This morning real snow was falling when I woke up, early, white coating everywhere outside across the expansive horizon of dead naked trees. The remaining bare branches like pathetic tallies counting yet another winter coming, passing.
I do not have gloves, a proper winter coat, or boots. My feet are cold and wet inside the thin socks around my ankles, my shoes absorbing water.
I slosh around the wooden porch as it is freezing, wet snow on fallen leaves.
I do not have a shovel to clear it.
The foldable chairs outside are heavy with wet.
I do not have an ice scraper so I wrap a plastic bag around my hand to wipe the side mirrors and windows of the car. Snow still gets in through a hole and I do not notice until my pink wet fingers are in pain when I go to grab the steering wheel.
I am told by several people up here that they do not want me to leave, "selfishly."
They write checks for me which I take on my exit.
I am told by several people back there that they are glad I am returning, "selfishly."
They squeeze into my calendar and I leave them there.
I wonder what I am doing for myself now, in the limbo between purpose and proposal but still in purgatory.
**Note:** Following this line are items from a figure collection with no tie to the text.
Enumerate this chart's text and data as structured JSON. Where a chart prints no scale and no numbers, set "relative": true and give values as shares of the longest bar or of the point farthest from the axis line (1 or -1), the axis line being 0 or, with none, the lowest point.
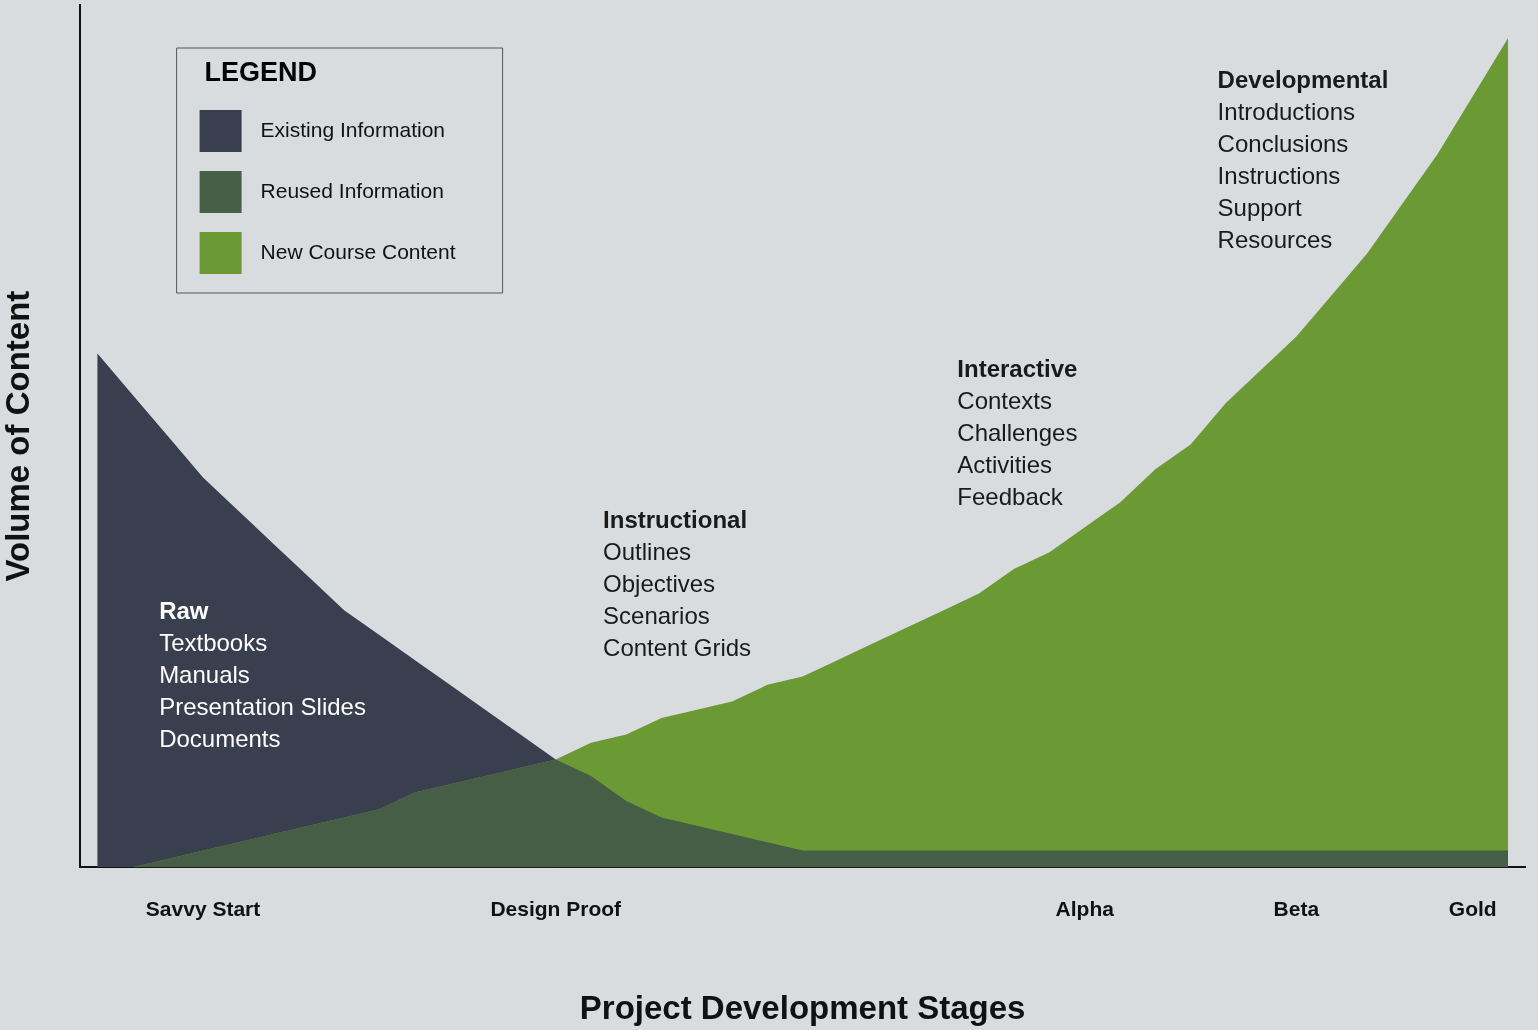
{
  "chart_data": {
    "type": "area",
    "relative": true,
    "xlabel": "Project Development Stages",
    "ylabel": "Volume of Content",
    "legend_title": "LEGEND",
    "legend": "top left",
    "grid": false,
    "categories": [
      null,
      null,
      null,
      "Savvy Start",
      null,
      null,
      null,
      null,
      null,
      null,
      null,
      null,
      null,
      "Design Proof",
      null,
      null,
      null,
      null,
      null,
      null,
      null,
      null,
      null,
      null,
      null,
      null,
      null,
      null,
      "Alpha",
      null,
      null,
      null,
      null,
      null,
      "Beta",
      null,
      null,
      null,
      null,
      "Gold",
      null
    ],
    "series": [
      {
        "name": "Existing Information",
        "color": "#3a3f4f",
        "values": [
          0.62,
          0.57,
          0.52,
          0.47,
          0.43,
          0.39,
          0.35,
          0.31,
          0.28,
          0.25,
          0.22,
          0.19,
          0.16,
          0.13,
          null,
          null,
          null,
          null,
          null,
          null,
          null,
          null,
          null,
          null,
          null,
          null,
          null,
          null,
          null,
          null,
          null,
          null,
          null,
          null,
          null,
          null,
          null,
          null,
          null,
          null,
          null
        ]
      },
      {
        "name": "Reused Information",
        "color": "#455e45",
        "values": [
          0,
          0,
          0.01,
          0.02,
          0.03,
          0.04,
          0.05,
          0.06,
          0.07,
          0.09,
          0.1,
          0.11,
          0.12,
          0.13,
          0.11,
          0.08,
          0.06,
          0.05,
          0.04,
          0.03,
          0.02,
          0.02,
          0.02,
          0.02,
          0.02,
          0.02,
          0.02,
          0.02,
          0.02,
          0.02,
          0.02,
          0.02,
          0.02,
          0.02,
          0.02,
          0.02,
          0.02,
          0.02,
          0.02,
          0.02,
          0.02
        ]
      },
      {
        "name": "New Course Content",
        "color": "#6b9a35",
        "values": [
          0,
          0,
          0.01,
          0.02,
          0.03,
          0.04,
          0.05,
          0.06,
          0.07,
          0.09,
          0.1,
          0.11,
          0.12,
          0.13,
          0.15,
          0.16,
          0.18,
          0.19,
          0.2,
          0.22,
          0.23,
          0.25,
          0.27,
          0.29,
          0.31,
          0.33,
          0.36,
          0.38,
          0.41,
          0.44,
          0.48,
          0.51,
          0.56,
          0.6,
          0.64,
          0.69,
          0.74,
          0.8,
          0.86,
          0.93,
          1
        ]
      }
    ],
    "annotations": [
      "Raw\nTextbooks\nManuals\nPresentation Slides\nDocuments",
      "Instructional\nOutlines\nObjectives\nScenarios\nContent Grids",
      "Interactive\nContexts\nChallenges\nActivities\nFeedback",
      "Developmental\nIntroductions\nConclusions\nInstructions\nSupport\nResources"
    ]
  }
}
I had thought it was so clear, the selfishness of acting myself. Now I am not so sure who I am acting as, for whom I am acting.
What is my stereotypical appearance in the present and how does it differ from being monotypical?
I want to have my money and I want to see my friends.
I want to have my house and leave it too.
I want my memory.
I say out loud that there is no image I would want to use as my icon, my default to be remembered. There is not yet a standard image of me.
Is my appearance at the present always in the present tense?
If I am in disagreement with how I appear now does it still have to be in the present perfect?
How do I buy myself better? How do I purchase progressive?
"I'm imagining a black turtleneck," I am told today.
We stare at each other.
This is how I have seen progress. Someone else sees it too.
"That is exactly what I had pictured," I respond. "But first I need to cut my hair again."
I think of how I had been told, at the New York Film Festival, that I had gone "from black and white to living color."
I choose to go back to black and white now, for the sake of permanence.
To remove Time from the equation leaves you with Speed and Distance unable to reach each other through a solution, at least in physics.
What is my trope?
We look at photos of "mary gaitskill" and "mary gaitskill" "young" and "mary gaitskill" "two girls" and wedding photographers in New York. I dissect the photographers' portfolios and say one makes me feel objectified, one makes me feel commodified, one makes me feel like an Internet meme. If I were buying.